Goldberg and Latimer argue that there are three options. One, continue jailing illegal narcotic manufacturers, purveyors, and users. Two, legalize opiates and let the free market determine use. Three, decriminalize opiates and offer treatment to those who become addicted. Their argument is for number three; they suggest number one (the American standard) is ineffective, and number two would be a disaster in the making. Goldberg and Latimer argue that America should legalize and regulate opiates and treat those who become addicted.
America regulates alcohol and tobacco, both proven addictions. Alcohol and tobacco are regulated by the market, with education on their harmful effects and government taxation to increase prices, which affects consumption.
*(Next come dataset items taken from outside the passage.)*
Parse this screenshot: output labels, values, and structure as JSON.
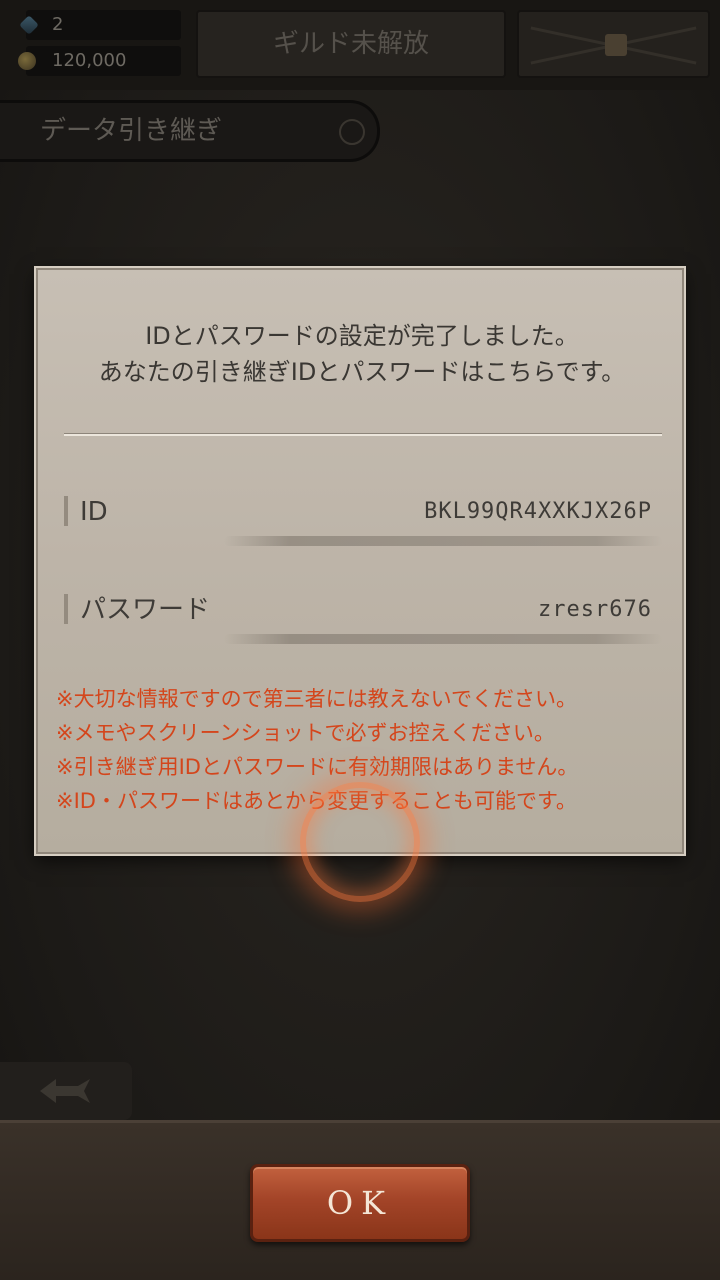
{
  "header": {
    "gems": "2",
    "gold": "120,000",
    "guild_label": "ギルド未解放"
  },
  "page_title": "データ引き継ぎ",
  "dialog": {
    "message_lines": [
      "IDとパスワードの設定が完了しました。",
      "あなたの引き継ぎIDとパスワードはこちらです。"
    ],
    "id_label": "ID",
    "id_value": "BKL99QR4XXKJX26P",
    "password_label": "パスワード",
    "password_value": "zresr676",
    "notes": [
      "※大切な情報ですので第三者には教えないでください。",
      "※メモやスクリーンショットで必ずお控えください。",
      "※引き継ぎ用IDとパスワードに有効期限はありません。",
      "※ID・パスワードはあとから変更することも可能です。"
    ],
    "note_color": "#d4461c"
  },
  "ok_button": {
    "label": "OK"
  },
  "icons": {
    "gem": "gem-icon",
    "gold": "gold-coin-icon",
    "lock": "lock-icon",
    "back": "back-arrow-icon"
  }
}
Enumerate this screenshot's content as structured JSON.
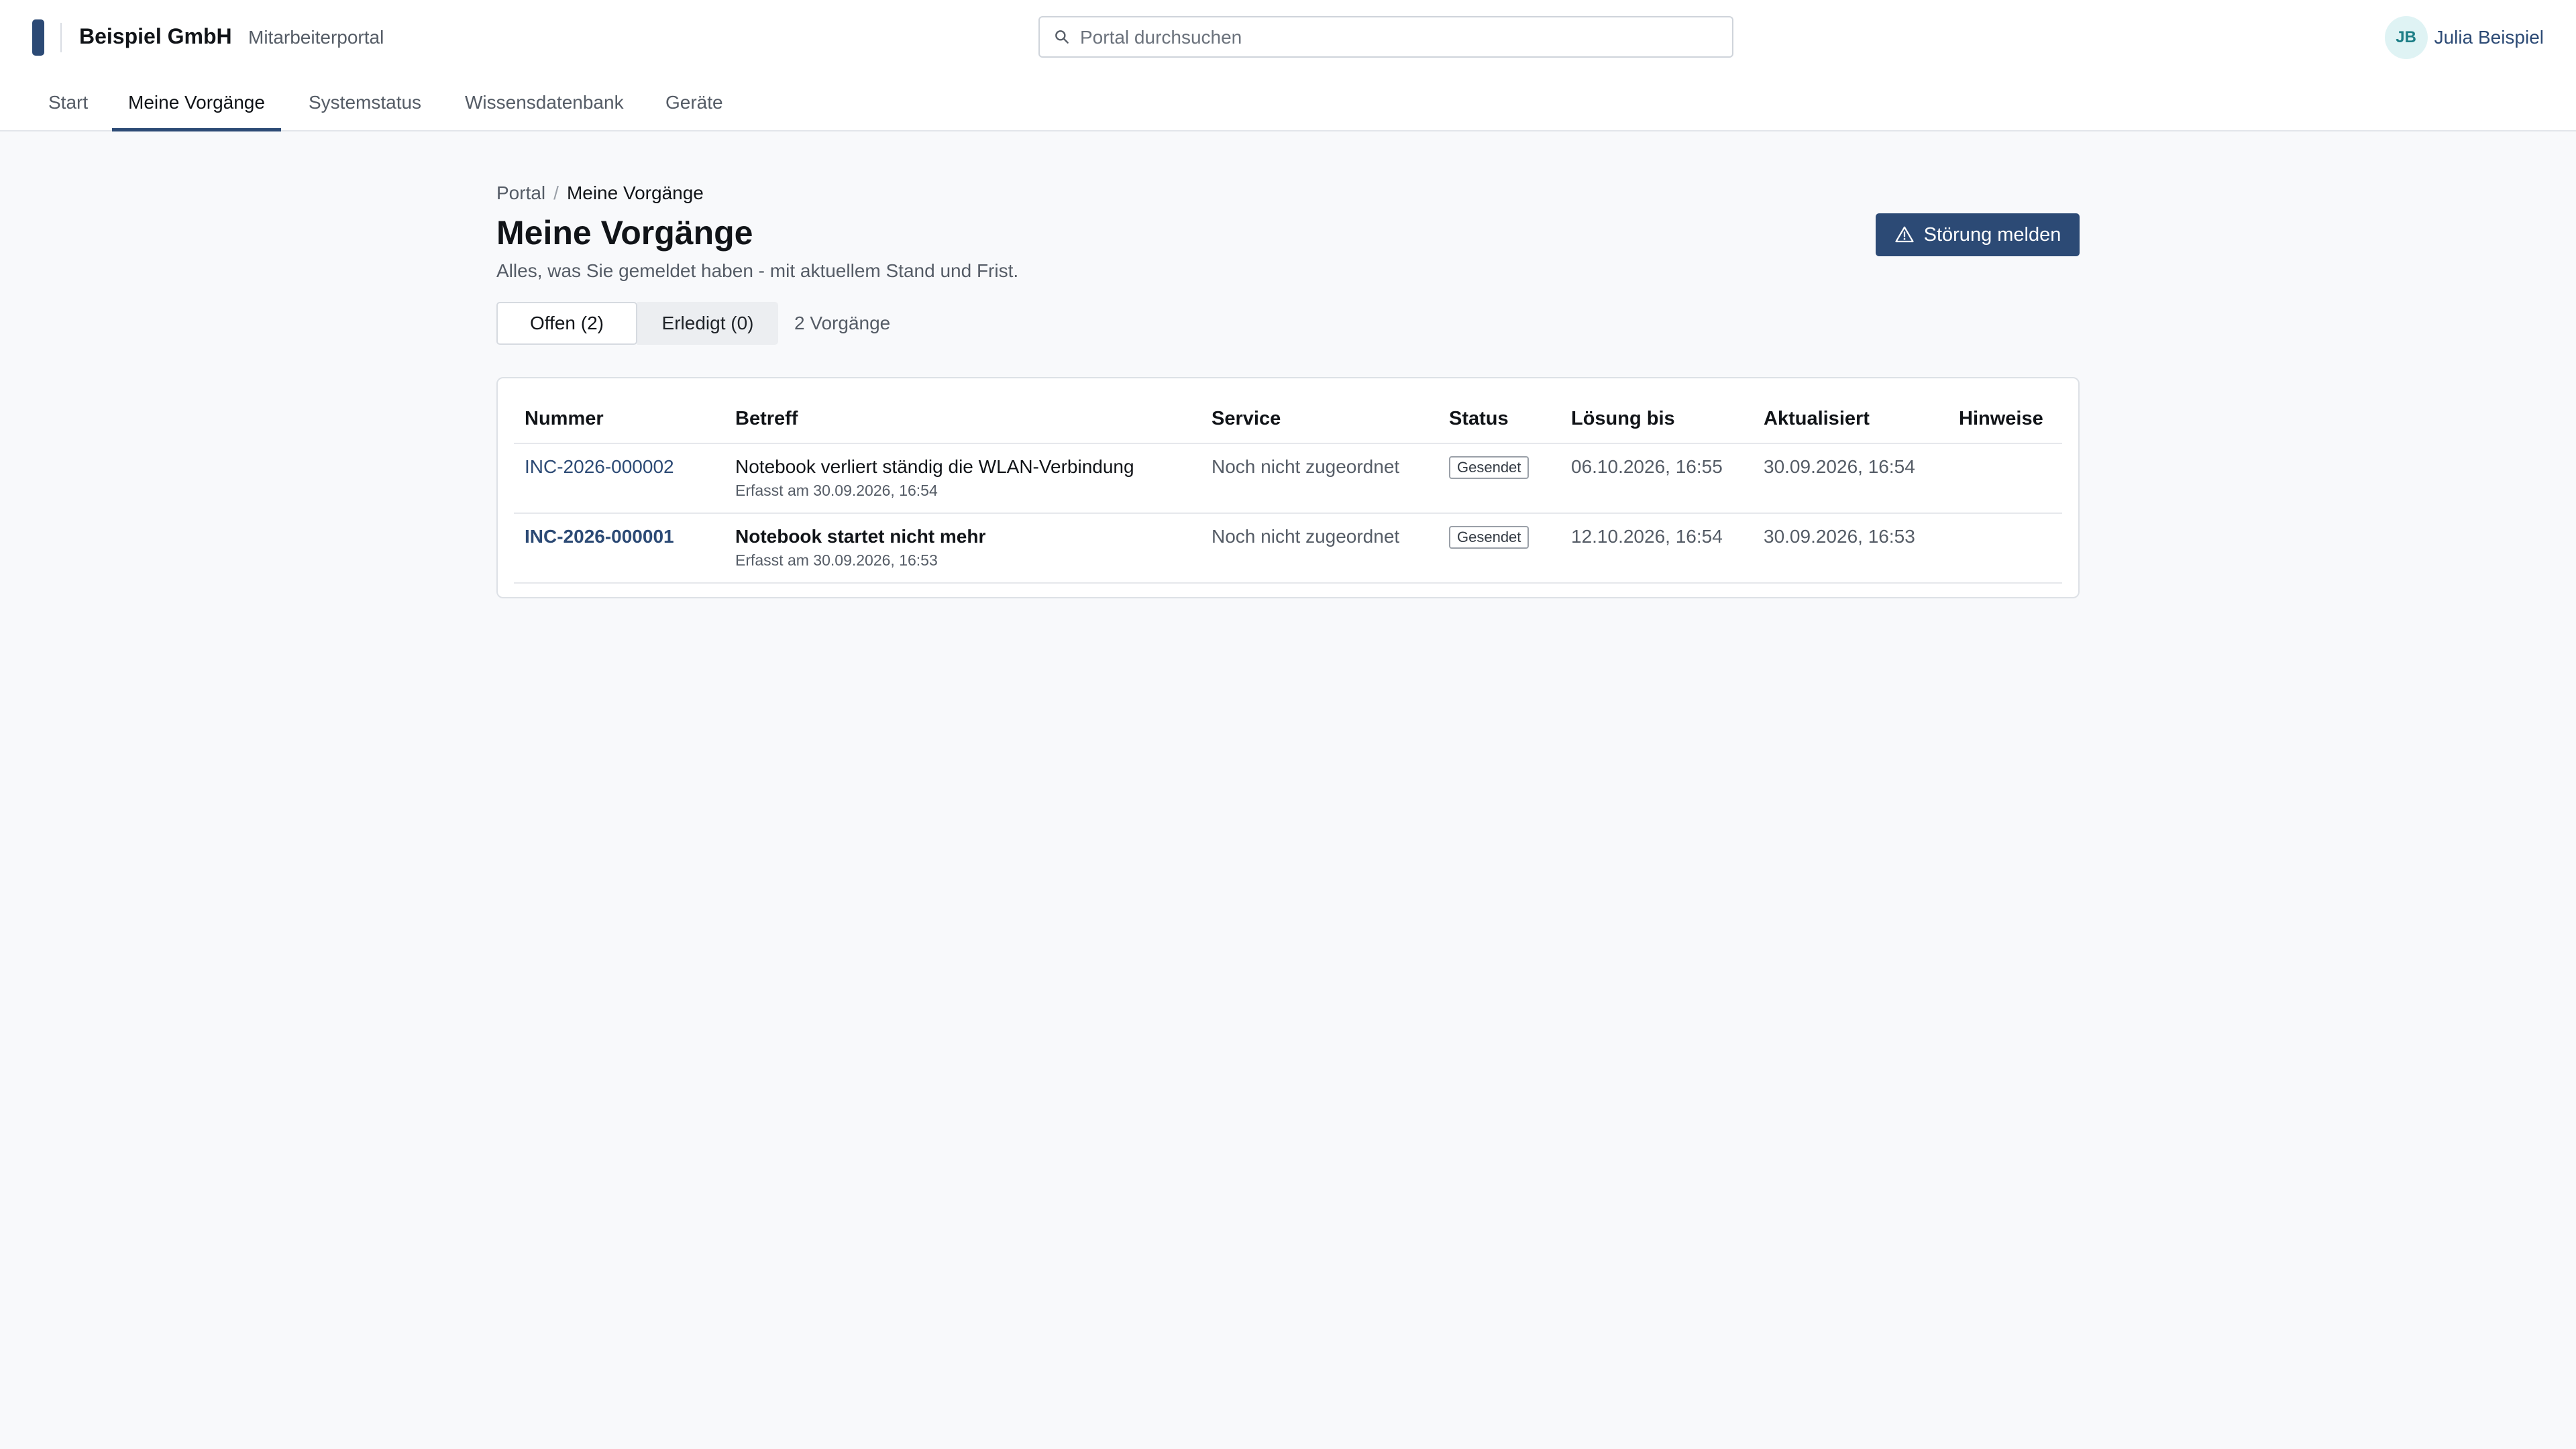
{
  "header": {
    "company": "Beispiel GmbH",
    "portal_name": "Mitarbeiterportal",
    "search_placeholder": "Portal durchsuchen",
    "user_initials": "JB",
    "user_name": "Julia Beispiel"
  },
  "nav": {
    "items": [
      {
        "label": "Start",
        "active": false
      },
      {
        "label": "Meine Vorgänge",
        "active": true
      },
      {
        "label": "Systemstatus",
        "active": false
      },
      {
        "label": "Wissensdatenbank",
        "active": false
      },
      {
        "label": "Geräte",
        "active": false
      }
    ]
  },
  "breadcrumb": {
    "root": "Portal",
    "separator": "/",
    "current": "Meine Vorgänge"
  },
  "page": {
    "title": "Meine Vorgänge",
    "subtitle": "Alles, was Sie gemeldet haben - mit aktuellem Stand und Frist.",
    "report_button": "Störung melden"
  },
  "tabs": {
    "open": "Offen (2)",
    "done": "Erledigt (0)",
    "count": "2 Vorgänge"
  },
  "table": {
    "columns": [
      "Nummer",
      "Betreff",
      "Service",
      "Status",
      "Lösung bis",
      "Aktualisiert",
      "Hinweise"
    ],
    "rows": [
      {
        "number": "INC-2026-000002",
        "subject": "Notebook verliert ständig die WLAN-Verbindung",
        "created": "Erfasst am 30.09.2026, 16:54",
        "service": "Noch nicht zugeordnet",
        "status": "Gesendet",
        "due": "06.10.2026, 16:55",
        "updated": "30.09.2026, 16:54",
        "notes": ""
      },
      {
        "number": "INC-2026-000001",
        "subject": "Notebook startet nicht mehr",
        "created": "Erfasst am 30.09.2026, 16:53",
        "service": "Noch nicht zugeordnet",
        "status": "Gesendet",
        "due": "12.10.2026, 16:54",
        "updated": "30.09.2026, 16:53",
        "notes": ""
      }
    ]
  },
  "colors": {
    "primary": "#2c4a75",
    "avatar_bg": "#dff3f4",
    "avatar_text": "#1c7e86",
    "page_bg": "#f8f9fb"
  },
  "icons": {
    "search": "search-icon",
    "report": "warning-icon"
  }
}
These regulations have had some success, but people still have the right to drink and smoke to excess. The option of opiate legalization is troubling because it infers substituting inner-direction of human beings for other-direction by government. It increases the potential of a “Brave New World” where human choice is no longer individual but collective.
Goldberg and Latimer explain that punishing the addicted with prison is a mistake. Those who succumb to addiction need help; not punishment. One can readily accept that argument but opiate regulation by the government is a step too far. This may be a distinction without a difference but Alcohol and cigarettes are still a private sector choice with government intervention (principally tax increases and education) based on political input.
The loss of Philip Seymour Hoffman in February 2014 comes to mind. Hoffman dies at the age of 46, John Belushi at 33, Kurt Cobain at 27, Billie Holiday at 44, River Phoenix at 23; all from opiate overdoses. If opiates were legalized, would these artists have been saved—who knows? They chose addiction to escape the insecurity and stress of life. Their choice is their choice. Insecurity and stress are facts in every human’s life. America’s failure is related to treatment; not government control of human choice.
America needs to continue their fight against illegal opiate manufacturers and sellers. Threat of punishment is not the key but reduction in profitability will drive illegal manufactures out of the market. With treatment programs, the government will make the objective of addicting users a waste of manufacturer’s and seller’s time. It may not eliminate illegal drug activity but it will make it less financially viable. Addiction treatment programs and substance abuse’ education are legitimate roles for state governments. Opiates should be subject to the same laws that presently govern drug research and development.
“Flowers in the Blood” fails to nuance legalization of opiates. It leans more toward influencing uneducated poor, educated middle class, and idle rich to experiment with addictive drugs.